La riparazione – di Laura Galgani
Navigava sicura da un tempo non misurabile in quel mare lattiginoso e opaco, denso e tiepido.
Era riuscita senza sforzo a penetrare la barriera protettiva di quel mondo bizzarro, quasi senza luce ma non buio, che sapeva essere la sua meta.
Il chiarore che lei stessa emanava era sufficiente a farsi strada.
Si era appena lasciata passare accanto, senza degnarli di attenzione, come dei
vascelli assolutamente silenziosi, dalla forma affusolata e capiente, carichi di materiali puntiformi. Altri, dalle sembianze di filamenti, la sfioravano appena, senza produrre alcun rumore. Si accorse d’un tratto di essere prossima al centro: un rigonfiamento tondeggiante si sollevava proprio sulla traiettoria del suo viaggio. Era di un bel colore chiaro, luminescente, cangiante a tratti all’azzurro. Si fece avanti decisa, ed entrò senza esitazioni in quello spazio sferico.
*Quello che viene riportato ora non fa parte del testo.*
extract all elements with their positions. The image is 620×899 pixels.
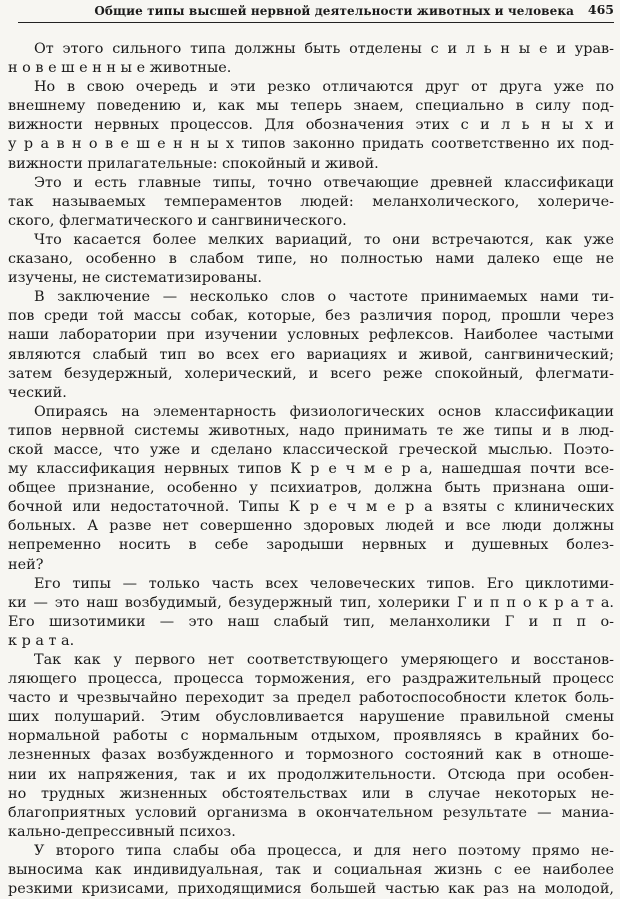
text-line: бочной или недостаточной. Типы К р е ч м е р а взяты с клинических <box>8 499 614 516</box>
text-line: ней? <box>8 556 44 573</box>
header-rule <box>18 22 614 23</box>
text-line: ки — это наш возбудимый, безудержный тип, холерики Г и п п о к р а т а. <box>8 594 614 611</box>
running-header <box>18 0 614 22</box>
page-number: 465 <box>587 2 614 17</box>
text-line: Что касается более мелких вариаций, то они встречаются, как уже <box>34 231 614 248</box>
text-line: у р а в н о в е ш е н н ы х типов законно придать соответственно их под- <box>8 136 614 153</box>
text-line: ческий. <box>8 384 67 401</box>
text-line: больных. А разве нет совершенно здоровых людей и все люди должны <box>8 518 614 535</box>
text-line: н о в е ш е н н ы е животные. <box>8 60 232 77</box>
text-line: ляющего процесса, процесса торможения, его раздражительный процесс <box>8 671 614 688</box>
text-line: От этого сильного типа должны быть отделены с и л ь н ы е и урав- <box>34 41 614 57</box>
text-line: непременно носить в себе зародыши нервных и душевных болез- <box>8 537 614 554</box>
text-line: Его шизотимики — это наш слабый тип, меланхолики Г и п п о- <box>8 613 614 630</box>
text-line: затем безудержный, холерический, и всего реже спокойный, флегмати- <box>8 365 614 382</box>
text-line: Его типы — только часть всех человеческих типов. Его циклотими- <box>34 575 614 592</box>
text-line: так называемых темпераментов людей: меланхолического, холериче- <box>8 193 614 210</box>
text-line: благоприятных условий организма в окончательном результате — маниа- <box>8 804 614 821</box>
text-line: Опираясь на элементарность физиологических основ классификации <box>34 403 614 420</box>
text-line: часто и чрезвычайно переходит за предел работоспособности клеток боль- <box>8 690 614 707</box>
text-line: нормальной работы с нормальным отдыхом, проявляясь в крайних бо- <box>8 728 614 745</box>
text-line: Так как у первого нет соответствующего умеряющего и восстанов- <box>34 652 614 668</box>
text-line: выносима как индивидуальная, так и социальная жизнь с ее наиболее <box>8 862 614 879</box>
text-line: ского, флегматического и сангвинического. <box>8 212 347 229</box>
text-line: внешнему поведению и, как мы теперь знаем, специально в силу под- <box>8 98 614 115</box>
text-line: вижности прилагательные: спокойный и живой. <box>8 155 379 172</box>
text-line: Но в свою очередь и эти резко отличаются друг от друга уже по <box>34 79 614 96</box>
text-line: но трудных жизненных обстоятельствах или в случае некоторых не- <box>8 785 614 802</box>
body-text <box>8 40 614 899</box>
running-title: Общие типы высшей нервной деятельности животных и человека <box>94 4 574 18</box>
text-line: У второго типа слабы оба процесса, и для него поэтому прямо не- <box>34 842 614 859</box>
text-line: Это и есть главные типы, точно отвечающие древней классификаци <box>34 174 614 191</box>
text-line: к р а т а. <box>8 632 75 649</box>
text-line: являются слабый тип во всех его вариациях и живой, сангвинический; <box>8 346 614 363</box>
text-line: лезненных фазах возбужденного и тормозного состояний как в отноше- <box>8 747 614 764</box>
text-line: ской массе, что уже и сделано классической греческой мыслью. Поэто- <box>8 441 614 458</box>
text-line: типов нервной системы животных, надо принимать те же типы и в люд- <box>8 422 614 439</box>
text-line: кально-депрессивный психоз. <box>8 823 236 840</box>
text-line: му классификация нервных типов К р е ч м е р а, нашедшая почти все- <box>8 461 614 478</box>
text-line: наши лаборатории при изучении условных рефлексов. Наиболее частыми <box>8 327 614 344</box>
text-line: пов среди той массы собак, которые, без различия пород, прошли через <box>8 308 614 325</box>
text-line: В заключение — несколько слов о частоте принимаемых нами ти- <box>34 289 614 306</box>
text-line: ших полушарий. Этим обусловливается нарушение правильной смены <box>8 709 614 726</box>
text-line: изучены, не систематизированы. <box>8 270 262 287</box>
text-line: вижности нервных процессов. Для обозначения этих с и л ь н ы х и <box>8 117 614 134</box>
text-line: общее признание, особенно у психиатров, должна быть признана оши- <box>8 480 614 497</box>
text-line: резкими кризисами, приходящимися большей частью как раз на молодой, <box>8 881 614 898</box>
text-line: нии их напряжения, так и их продолжительности. Отсюда при особен- <box>8 766 614 783</box>
text-line: сказано, особенно в слабом типе, но полностью нами далеко еще не <box>8 251 614 268</box>
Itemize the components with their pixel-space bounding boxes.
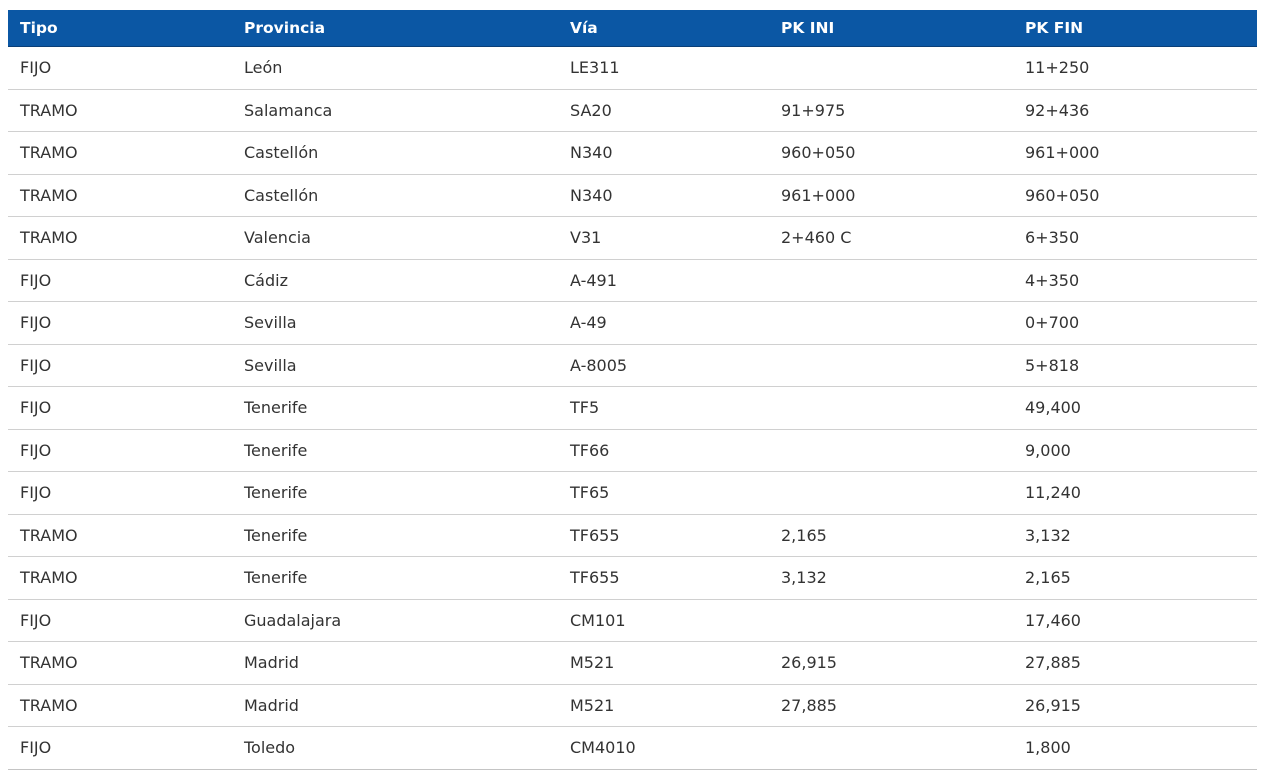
table-header [8,10,1257,47]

Il tuffo fu facile, senza ruvidità. E si trovò davanti ad un sinuoso gigante, morbidamente intrecciato su sé stesso, dai fianchi ondeggianti, ora color magenta ora indaco.
Osservando meglio vide che i due filamenti seguivano un ritmo ben preciso nelle loro fluttuazioni e nel ritmo dell’intreccio. Sapeva però che da qualche parte in quel gigante da sempre c’era una ferita, un vuoto subdolo e pericoloso. Lei doveva trovarlo, o tutto sarebbe stato perso. Diresse la sua luce sui fianchi morbidi e sinuosi del gigante. I due filamenti magenta e indaco danzavano in un intreccio sinuoso e perfetto. Fra un fianco e l’altro delle brevi sporgenze formavano come dei collegamenti fra un filamento e l’altro. Tutto sembrava perfetto.
Ma lei sapeva che non era così, doveva trovare quel punto, quella rottura nell’armonia della danza dei due colori o il suo viaggio sarebbe stato inutile! Si avvicinò ancora un po’di più, poi si fermò. Si lasciò guidare dalla sua forza interiore e dall’amore per quella creatura dentro la quale si trovava. L’intuizione fu immediata, assoluta, lampante. Si diresse verso l’alto, là dove il magenta e l’indaco sfumavano in un morbido abbraccio ma con un’ombra d’incertezza. Si fece piccola, precisa, luminosissima. Si fermò proprio davanti a quell’ombra, a quella irregolarità dell’abbraccio che era all’origine di tutto. Da quella minuscola imperfezione nasceva la malattia di quella giovane donna. Con precisione assoluta si fece scintilla e andò a posarsi su quell’ombra, su quel minuscolo vuoto, e lo riempì. Il DNA era di nuovo perfetto, la malattia sconfitta.